Flats boom is at an end
THE days of developers building luxury apartment blocks on every available piece of land are over.
That was the claim by council bosses this week after new guidelines were adopted aimed at preventing south Manchester from turning into a concrete jungle.
The stringent new rules will tell Manchester City Council planning chiefs to reject any flat developments proposed outside the district centres - and to instead favour family housing.
They come after a number of high-profile cases in which builders have targeted green spaces for housing blocks and large family homes have been converted into apartments.
New figures have revealed that of all the new buildings erected across south Manchester between April 2004 and March 2005, 70 per cent were flats. Val Stevens, deputy leader of Manchester City Council and a Chorlton councillor, said: "This is a clear message to developers that the party is over.

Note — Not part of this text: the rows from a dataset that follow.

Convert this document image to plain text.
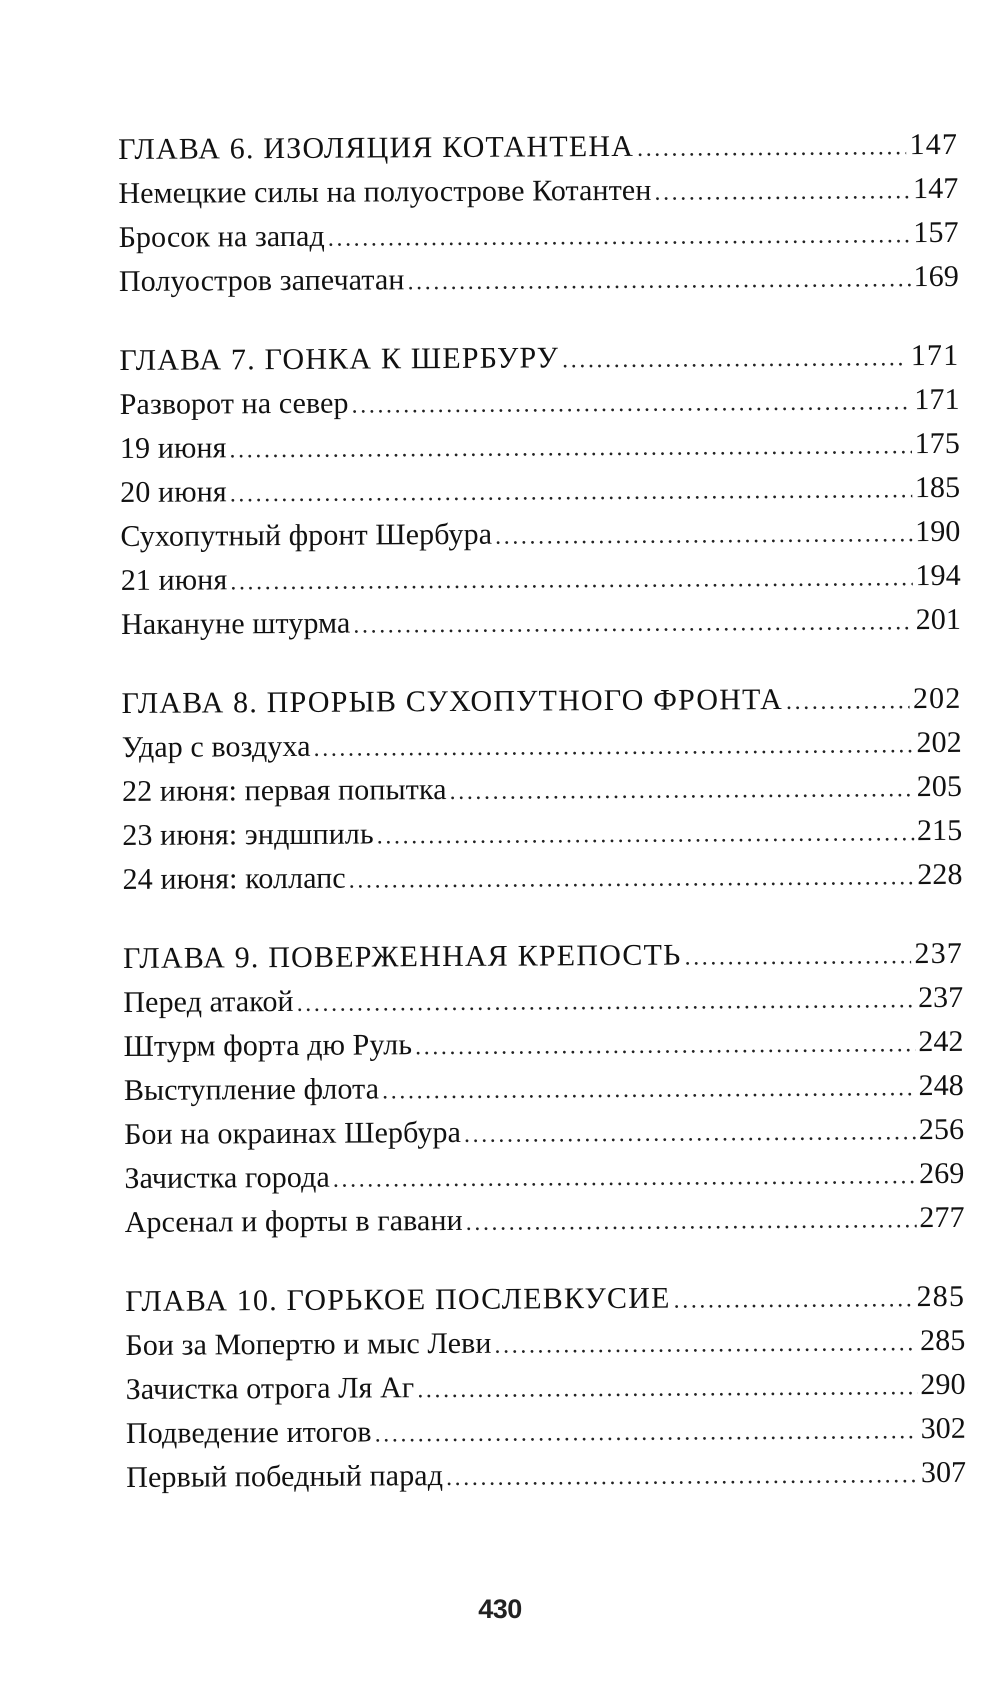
ГЛАВА 6. ИЗОЛЯЦИЯ КОТАНТЕНА .....	147
Немецкие силы на полуострове Котантен .....	147
Бросок на запад .....	157
Полуостров запечатан .....	169
ГЛАВА 7. ГОНКА К ШЕРБУРУ .....	171
Разворот на север .....	171
19 июня .....	175
20 июня .....	185
Сухопутный фронт Шербура .....	190
21 июня .....	194
Накануне штурма .....	201
ГЛАВА 8. ПРОРЫВ СУХОПУТНОГО ФРОНТА .....	202
Удар с воздуха .....	202
22 июня: первая попытка .....	205
23 июня: эндшпиль .....	215
24 июня: коллапс .....	228
ГЛАВА 9. ПОВЕРЖЕННАЯ КРЕПОСТЬ .....	237
Перед атакой .....	237
Штурм форта дю Руль .....	242
Выступление флота .....	248
Бои на окраинах Шербура .....	256
Зачистка города .....	269
Арсенал и форты в гавани .....	277
ГЛАВА 10. ГОРЬКОЕ ПОСЛЕВКУСИЕ .....	285
Бои за Мопертю и мыс Леви .....	285
Зачистка отрога Ля Аг .....	290
Подведение итогов .....	302
Первый победный парад .....	307
430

"We have now reached the stage where south Manchester is becoming a concrete jungle and these regeneration plans haven’t come a moment too soon.
"The last few years have seen a tip in the balance between the number of houses and flats and it has now become very clear that the scales have gone too far in favour of flat developments.
"What we need are more family homes and we also need to ensure that we keep the character of south Manchester’s suburbs, rather than just filling them with bland developments."
The policy came into force just in time for one of Didsbury’s architectural gems, the Rookery. Its gardens had been earmarked for development for 24 new apartments by developers Median Homes.
An appeal against the council planning committee’s refusal of the application was recently rejected.
The decision, which was viewed as a test case, is now being hailed as proof that the new policy will be effective at holding back the tide of new developments.
Mary Paul, chair of Chorlton Civic Society, said she hoped that there would now be more of a focus on building family homes.
She added: "I am very pleased that we won’t be seeing any more flats for the time being.
"They are not what is needed.
"Family homes should be the main concern - there just aren’t enough of them."
The new rules fall in line with the aims of the council’s South Manchester Strategic Regeneration Framework, a final version of which is expected to be produced this summer.
Angela Harrington, acting head of South Manchester Regeneration, said: "The emphasis behind new housing schemes should be to maintain and increase the levels of family housing in the area, using the city council’s recently-approved planning policy to control how and where apartments are built.
"This will apply equally to converting larger family homes into apartments."
The new rules come as one estate agents claimed that the market was already saturated with apartment developments.
Laura Heywood, of Emma Hatton estate agent on Barlow Moor Road, Chorlton, said: "What we are seeing is that a lot of flats are still empty and just can’t be shifted.
"In stark contrast with this there is a desperate need for family homes."
Councillor Neil Swannick, executive member for planning, said: "We want developers to take notice."